Not only should we ask, “What happened?” and “How did it happen?”, we must also ask, “What did God do?” and “Why did He do it?”

Regardless of eschatological position, Christians believe the Bible tells of the beginning and end of time. History fills in the blanks as it unrolls. Contrary to the non-Christian view that history is grounded in the past, Christians must see history as flowing from the future, through the present, to the past. Therefore, all things must be understood in terms of the end. We only understand the beginning of a story when we reach the end.
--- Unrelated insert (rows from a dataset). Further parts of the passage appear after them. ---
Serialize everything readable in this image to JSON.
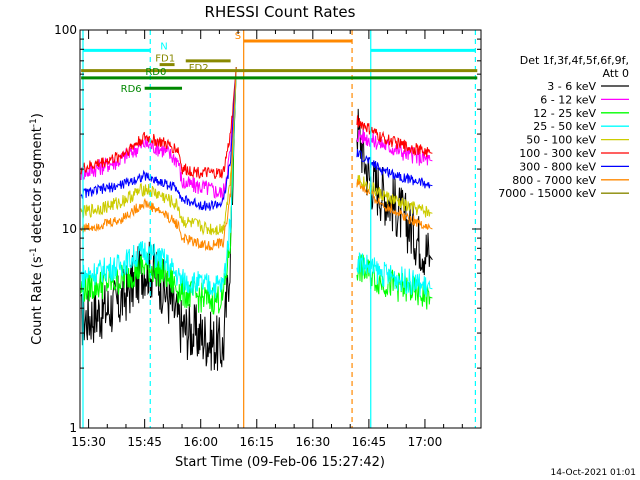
{
  "chart_data": {
    "type": "line",
    "title": "RHESSI Count Rates",
    "xlabel": "Start Time (09-Feb-06 15:27:42)",
    "ylabel_prefix": "Count Rate (s",
    "ylabel_sup": "-1",
    "ylabel_suffix": " detector segment",
    "ylabel_sup2": "-1",
    "ylabel_close": ")",
    "yscale": "log",
    "ylim": [
      1,
      100
    ],
    "xlim_min": [
      927.7,
      1035
    ],
    "x_ticks": [
      {
        "v": 930,
        "label": "15:30"
      },
      {
        "v": 945,
        "label": "15:45"
      },
      {
        "v": 960,
        "label": "16:00"
      },
      {
        "v": 975,
        "label": "16:15"
      },
      {
        "v": 990,
        "label": "16:30"
      },
      {
        "v": 1005,
        "label": "16:45"
      },
      {
        "v": 1020,
        "label": "17:00"
      }
    ],
    "y_ticks": [
      {
        "v": 1,
        "label": "1"
      },
      {
        "v": 10,
        "label": "10"
      },
      {
        "v": 100,
        "label": "100"
      }
    ],
    "legend_header": [
      "Det 1f,3f,4f,5f,6f,9f,",
      "Att 0"
    ],
    "timestamp": "14-Oct-2021 01:01",
    "gap": {
      "start": 970,
      "end": 1001.8
    },
    "series": [
      {
        "name": "3 - 6 keV",
        "color": "#000000",
        "knots": [
          [
            928,
            3.5
          ],
          [
            938,
            4.2
          ],
          [
            945,
            6.5
          ],
          [
            948,
            6
          ],
          [
            952,
            4.3
          ],
          [
            955,
            3.2
          ],
          [
            962,
            2.8
          ],
          [
            966,
            2.5
          ],
          [
            968,
            8
          ],
          [
            969.5,
            65
          ]
        ],
        "knots2": [
          [
            1001.8,
            33
          ],
          [
            1005,
            18
          ],
          [
            1012,
            13
          ],
          [
            1018,
            9
          ],
          [
            1022,
            7
          ]
        ],
        "noise": 0.35
      },
      {
        "name": "6 - 12 keV",
        "color": "#ff00ff",
        "knots": [
          [
            928,
            19
          ],
          [
            938,
            22
          ],
          [
            945,
            27
          ],
          [
            950,
            25
          ],
          [
            954,
            22
          ],
          [
            955,
            17
          ],
          [
            962,
            16
          ],
          [
            966,
            15
          ],
          [
            968,
            25
          ],
          [
            969.5,
            65
          ]
        ],
        "knots2": [
          [
            1001.8,
            30
          ],
          [
            1008,
            27
          ],
          [
            1015,
            24
          ],
          [
            1022,
            22
          ]
        ],
        "noise": 0.1
      },
      {
        "name": "12 - 25 keV",
        "color": "#00ff00",
        "knots": [
          [
            928,
            5
          ],
          [
            938,
            5.5
          ],
          [
            945,
            6.5
          ],
          [
            950,
            6
          ],
          [
            955,
            4.8
          ],
          [
            962,
            4.4
          ],
          [
            966,
            4.5
          ],
          [
            968,
            9
          ],
          [
            969.5,
            65
          ]
        ],
        "knots2": [
          [
            1001.8,
            6.5
          ],
          [
            1008,
            5.5
          ],
          [
            1015,
            5
          ],
          [
            1022,
            4.5
          ]
        ],
        "noise": 0.18
      },
      {
        "name": "25 - 50 keV",
        "color": "#00ffff",
        "knots": [
          [
            928,
            5.8
          ],
          [
            938,
            6.5
          ],
          [
            945,
            7.8
          ],
          [
            950,
            7
          ],
          [
            955,
            5.5
          ],
          [
            962,
            5.2
          ],
          [
            966,
            5.2
          ],
          [
            968,
            11
          ],
          [
            969.5,
            65
          ]
        ],
        "knots2": [
          [
            1001.8,
            7
          ],
          [
            1008,
            6
          ],
          [
            1015,
            5.5
          ],
          [
            1022,
            5
          ]
        ],
        "noise": 0.15
      },
      {
        "name": "50 - 100 keV",
        "color": "#cccc00",
        "knots": [
          [
            928,
            12
          ],
          [
            938,
            13.5
          ],
          [
            945,
            16
          ],
          [
            950,
            14.5
          ],
          [
            954,
            13
          ],
          [
            955,
            11
          ],
          [
            962,
            10
          ],
          [
            966,
            10
          ],
          [
            968,
            18
          ],
          [
            969.5,
            65
          ]
        ],
        "knots2": [
          [
            1001.8,
            18
          ],
          [
            1008,
            15
          ],
          [
            1015,
            13
          ],
          [
            1022,
            12
          ]
        ],
        "noise": 0.08
      },
      {
        "name": "100 - 300 keV",
        "color": "#ff0000",
        "knots": [
          [
            928,
            20
          ],
          [
            938,
            23
          ],
          [
            945,
            29
          ],
          [
            950,
            27
          ],
          [
            954,
            25
          ],
          [
            955,
            20
          ],
          [
            962,
            19
          ],
          [
            966,
            19
          ],
          [
            968,
            30
          ],
          [
            969.5,
            65
          ]
        ],
        "knots2": [
          [
            1001.8,
            35
          ],
          [
            1008,
            29
          ],
          [
            1015,
            26
          ],
          [
            1022,
            24
          ]
        ],
        "noise": 0.07
      },
      {
        "name": "300 - 800 keV",
        "color": "#0000ff",
        "knots": [
          [
            928,
            15
          ],
          [
            938,
            16.5
          ],
          [
            945,
            18.5
          ],
          [
            950,
            17
          ],
          [
            954,
            16
          ],
          [
            955,
            14
          ],
          [
            962,
            13
          ],
          [
            966,
            13.5
          ],
          [
            968,
            22
          ],
          [
            969.5,
            65
          ]
        ],
        "knots2": [
          [
            1001.8,
            24
          ],
          [
            1008,
            20
          ],
          [
            1015,
            18
          ],
          [
            1022,
            16.5
          ]
        ],
        "noise": 0.06
      },
      {
        "name": "800 - 7000 keV",
        "color": "#ff8800",
        "knots": [
          [
            928,
            10
          ],
          [
            938,
            11
          ],
          [
            945,
            13.5
          ],
          [
            950,
            12
          ],
          [
            954,
            10.5
          ],
          [
            955,
            9
          ],
          [
            962,
            8.2
          ],
          [
            966,
            8.5
          ],
          [
            968,
            15
          ],
          [
            969.5,
            65
          ]
        ],
        "knots2": [
          [
            1001.8,
            17
          ],
          [
            1008,
            13.5
          ],
          [
            1015,
            11.5
          ],
          [
            1022,
            10
          ]
        ],
        "noise": 0.06
      },
      {
        "name": "7000 - 15000 keV",
        "color": "#888800",
        "knots": [],
        "knots2": [],
        "noise": 0
      }
    ],
    "vlines": [
      {
        "name": "cyan-line-1",
        "v": 928.5,
        "color": "#00ffff",
        "dash": false
      },
      {
        "name": "cyan-line-2",
        "v": 946.5,
        "color": "#00ffff",
        "dash": true
      },
      {
        "name": "orange-line-1",
        "v": 971.5,
        "color": "#ff8800",
        "dash": false
      },
      {
        "name": "orange-line-2",
        "v": 1000.5,
        "color": "#ff8800",
        "dash": true
      },
      {
        "name": "cyan-line-3",
        "v": 1005.5,
        "color": "#00ffff",
        "dash": false
      },
      {
        "name": "cyan-line-4",
        "v": 1033.5,
        "color": "#00ffff",
        "dash": true
      }
    ],
    "flag_bars": [
      {
        "name": "N-bar-1",
        "x0": 928.5,
        "x1": 946.5,
        "y": 79,
        "color": "#00ffff",
        "label": "N",
        "labelpos": "end"
      },
      {
        "name": "N-bar-2",
        "x0": 1005.5,
        "x1": 1033.5,
        "y": 79,
        "color": "#00ffff",
        "label": "",
        "labelpos": "none"
      },
      {
        "name": "S-bar",
        "x0": 971.5,
        "x1": 1000.5,
        "y": 88,
        "color": "#ff8800",
        "label": "S",
        "labelpos": "start"
      },
      {
        "name": "FD1-bar",
        "x0": 949,
        "x1": 953,
        "y": 67,
        "color": "#888800",
        "label": "FD1",
        "labelpos": "above-mid"
      },
      {
        "name": "FD2-bar",
        "x0": 956,
        "x1": 968,
        "y": 70,
        "color": "#888800",
        "label": "FD2",
        "labelpos": "below-start"
      },
      {
        "name": "FD-long-bar",
        "x0": 928,
        "x1": 1034,
        "y": 62.5,
        "color": "#888800",
        "label": "",
        "labelpos": "none"
      },
      {
        "name": "RD0-bar",
        "x0": 928,
        "x1": 1034,
        "y": 57.5,
        "color": "#008800",
        "label": "RD0",
        "labelpos": "above-mid"
      },
      {
        "name": "RD6-bar",
        "x0": 945,
        "x1": 955,
        "y": 51,
        "color": "#008800",
        "label": "RD6",
        "labelpos": "left"
      }
    ]
  }
}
Never does yesterday turn back in its flight and become to-day, or to-day become to-morrow. Never does the past pass into the present, or the present into the future. No. It is the other way. To-morrow becomes to-day. To-day becomes yesterday. The future becomes the present. The present becomes the past. The present is the narrow strait, is the living instant, it is the flashing reality, through which the vast oncoming future flows into the endless receding past….
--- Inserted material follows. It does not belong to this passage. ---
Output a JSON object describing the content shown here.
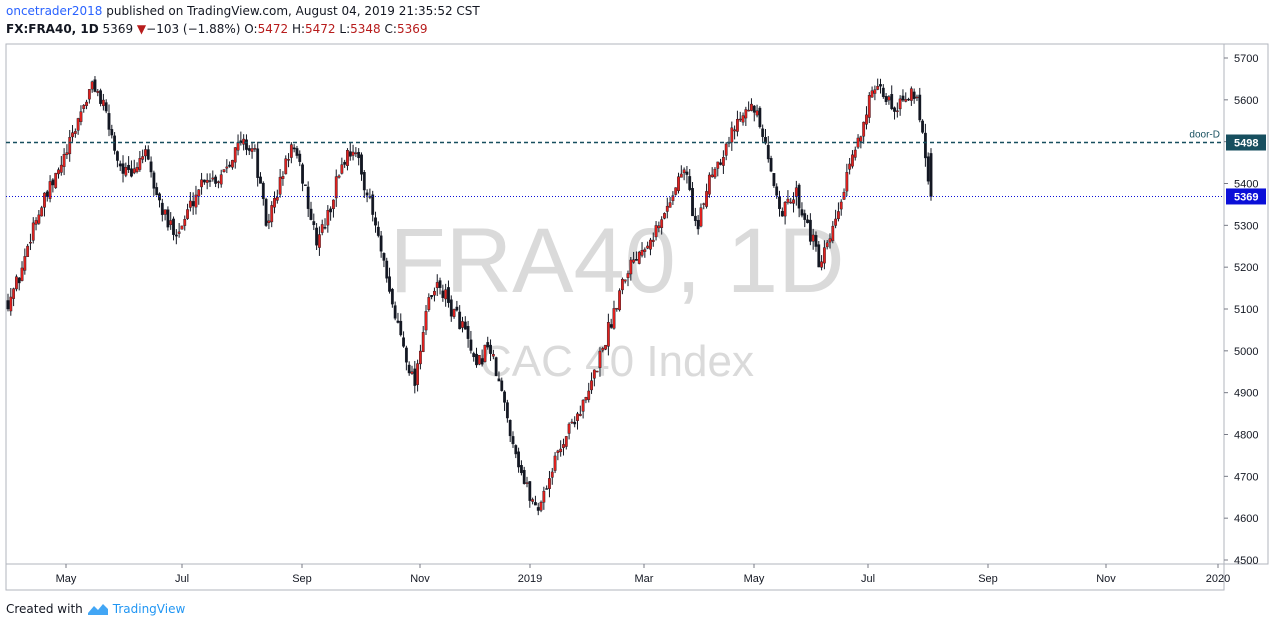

The Future is logically first, but not chronologically….

(Rousas J. Rushdoony, The One and the Many, p. 145, quoting from Nathan R. Wood, The Secret of the Universe, pp. 43-45)

So what about Alexander and Cleopatra?

We could say that Alexander the Great conquered more than anyone else before him because he was a military genius, or because he had an inferiority complex and wanted to outdo his father, or maybe both. We could say that he died from overdrinking, or if you prefer the other version, that he was poisoned. But that’s not enough. In the “real” picture, the Invisible Hand can be clearly seen: God used Alexander the Great to spread the Greek language so that the missionaries of the New Testament would be able to spread the Gospel more easily. He struck Alexander down when his purpose in history was fulfilled, as Daniel prophesied in the third year of Belshazzar (Daniel 8), over two hundred years before the event.
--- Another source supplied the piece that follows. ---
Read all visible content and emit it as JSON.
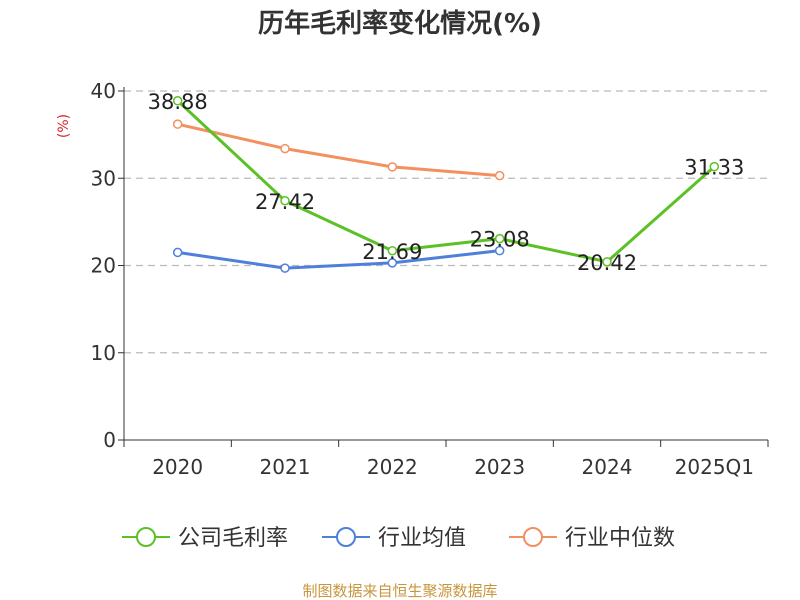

We could say that Cleopatra lost the Battle of Actium because Octavian’s general, Agrippa, was better than her general, Mark Antony. But I have yet to see any historian suggest that God destroyed Cleopatra because she wanted to establish a hybrid Greco-Egyptian religion with herself as god. She did not tolerate other religions. In her consuming passion to rebuild the Ptolemaic empire, she wanted to reacquire the land of Israel. It is said she even wanted to annihilate the Jews. So God struck her down, just three decades before the birth of Christ, using Octavian to pave the way for the Pax Romana, which enabled the rapid spread of the Gospel.

There are so many blanks to fill it seems an overwhelmingly daunting task at times, especially as we must rethink our approach to history. Viewing history as unfolding according to a perfect plan, we come to a better understanding of that plan, and the blanks become easier to fill.

But knowing history is not merely filling in blanks. Those who understand history work for the future.

God created the heavens and formed the earth to manifest His glory. As His people, it is our duty to glorify Him, to make history happen as He planned it. He knows every hair on every head. He has known every name, every place, and every event from eternity past. Some are more important than others, but each has its own place and purpose in His plan. God is the author of history and reveals Himself through it. When we seek Him, we ought to look at history as what He has brought to pass.

Christ, the King of Kings, reigns from on high at the right hand of the Father. The Holy Spirit dwells in us and guides us. The LORD has sworn to us that one day, every knee will bow before Him. With that in mind, we can fulfill our own roles in history with joy and confidence.